A Few Tricks of the Prosby John Cantu © HumorMall.com
I saw Woody Allen live at the Circle Star Theater, in San Carlos, California thirty some years ago. I still remember when he pulled out an ornate pocket watch midway through his set.
Holding it lovingly and with reverence he said, "This watch is a family heirloom. On his deathbed (pause) my grandfather (pause) sold me this watch." At the time, I thought what a great joke.
Years later, I read On Woody Allen and Being Funny by Eric Lax and discovered that Allen had used that joke to disguise the fact that he was taking a time-check on his set. He'd pull out the watch at what was supposed to be the midpoint of his act.
Depending in where he was in his monologue, he would immediately know if he had enough material left to finish on time. Or if he would have to have to close with a Q& A session to fill his allotted time.
One night I watched Barry Sobel step onto the stage, set his drink down on a stool, and began his act. After a few seconds, he picked his drink up and continued his monologue. Later he stepped back to the stool, put his drink down, and continued his set.
After a he had delivered a couple of more bits, he picked the drink up again. This erratic pattern continued throughout his set. I intuitively felt there was something going on. I'm sure it was nothing the audience noticed, he was getting good laughs. It was just something that caught my attention.
I watched him do 30 minutes a night for three nights in a row before I realized - he had his notes on a small card that he would set down on the stool at the beginning of his performance along with his drink.
He was using the drink pick-up, set-down drink as a ruse to cover the fact that he was reviewing his notes. I have never seen anyone hide their notes with better subtlety.
Miscellaneous Quick Tips
When rehearsing, talk your material into a tape recorder. Then, when listening to the playback, correct your written notes to match what you said, not vice versa. It'll help you sound more conversational and less formal or stilted.

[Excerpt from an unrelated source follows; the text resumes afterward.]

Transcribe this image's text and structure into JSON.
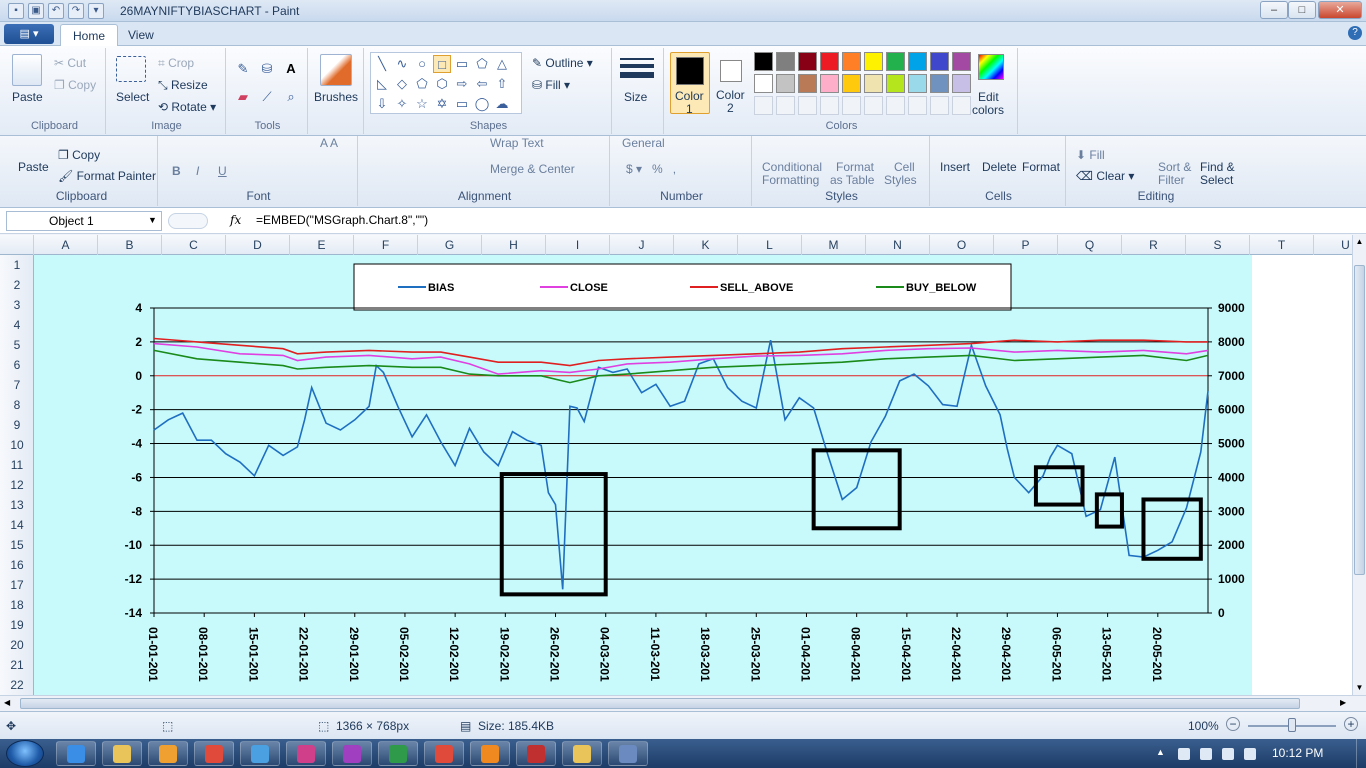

When using a hand-held mike, if it ever goes dead, drop your hand with the mike to your side immediately. Nothing looks dumber than talking into a non-functioning mike. Every minute or so, tap the mike-head with your index finger. The thunk-thunk will let you know when it's working properly again. Tap mike head softly, so you don't blow out the ears of the audio engineer.
In conjunction with the above, whenever you talk, with or without a mike, always project your voice to the audience member furthest from you and everyone else in between will be able to hear you.
You are more likely to have a lost notebook returned to you if you post an address label on the front with the words: RETURN POSTAGE GUARANTEED. DROP IN ANY MAILBOX. And include a post office address or your work address. (Maybe, I'm overly paranoid, but I'd never put my home address on it.)
In response to the last issue, Don Stevens wrote:
If my memory serves me well, I think Barry Sobel, who was supposedly an Other Cafe regular, somehow got frozen out of their audition. So that's why he (sheepishly) came to the Zoo asking to be part of the Zoo's auditions.
I also think you told him to go home and put on a shirt and TIE. But I could be wrong about that.
(Cantu again:I did vaguely remember saying come back in a shirt and tie. But I wasn't 100% certain about my tie-memory.)
I think the Zoo experience has helped me locally. I believe that my reaction to panhandlers and the lowlife is based on dealing with open mike comics. Once you lose all patience from consistent whining, it's easy to transfer that same attitude to aggressive panhandlers and lowlife and just respond, "No, just f*** you."
So in one sense my comedy experience has been very rewarding and useful.
And one more post from Stevens:
"Don't go around saying the world owes you a living. The world owes you nothing. It was here first." -- Mark Twain. But then, I'm kind of biased toward Twain. I never read him until I was 24.
I picked up a used paperback copy of Huckleberry Finn and started reading it at the airport as I was waiting for the flight to move me to California. I smacked myself in the head and thought, "What have you been doing with your life?" Since then, I devour everything I can find by him or about him.
Stevens' second segue: somebody asked Jackie Gleason, "Why do you think The Honeymooners is such a treasured program?" He answered, "Because it was funny." Sometimes that's all it takes.
I once read an interview with Bill Cosby who said Mark Twain was a major influence in his humor style.
And in another interview Kurt Vonnegut said:
I would like to say something about American comedians: they are often as brilliant and magical as our best jazz musicians, and they have probably done more to shape my thinking than any writer. When people ask me who my culture heroes are, I express pious gratitude for Mark Twain and James Joyce and so on.
But the truth is that I am a barbarian, whose deepest cultural debts are to Laurel and Hardy, Stoopnagel and Bud, Buster Keaton, Fred Allen, Jack Benny, Charlie Chaplin, Easy Aces, Henry Morgan, and on and on.
They made me hilarious during the Great Depression, and all the lesser depressions after that. When Bob Elliott and Ray Goulding agreed to work on this TV show, I nearly swooned. I would have been less in awe of Winston Churchill and Charles de Gaulle.
I wrote some of their jokes in this script, and they delivered them gracefully. But they also made up a lot of new stuff, even when the cameras weren't operating, which made me laugh so hard that I thought I would spend the rest of my life wearing a truss.
One of them said this about Stony Stevenson's mother: "She certainly has nice manners for a welfare deadbeat." When they were asked out of the blue what an astronaut's favorite food as out in space, there was no hesitation. The prompt answer was, "Dehydrated artichoke hearts." And so on.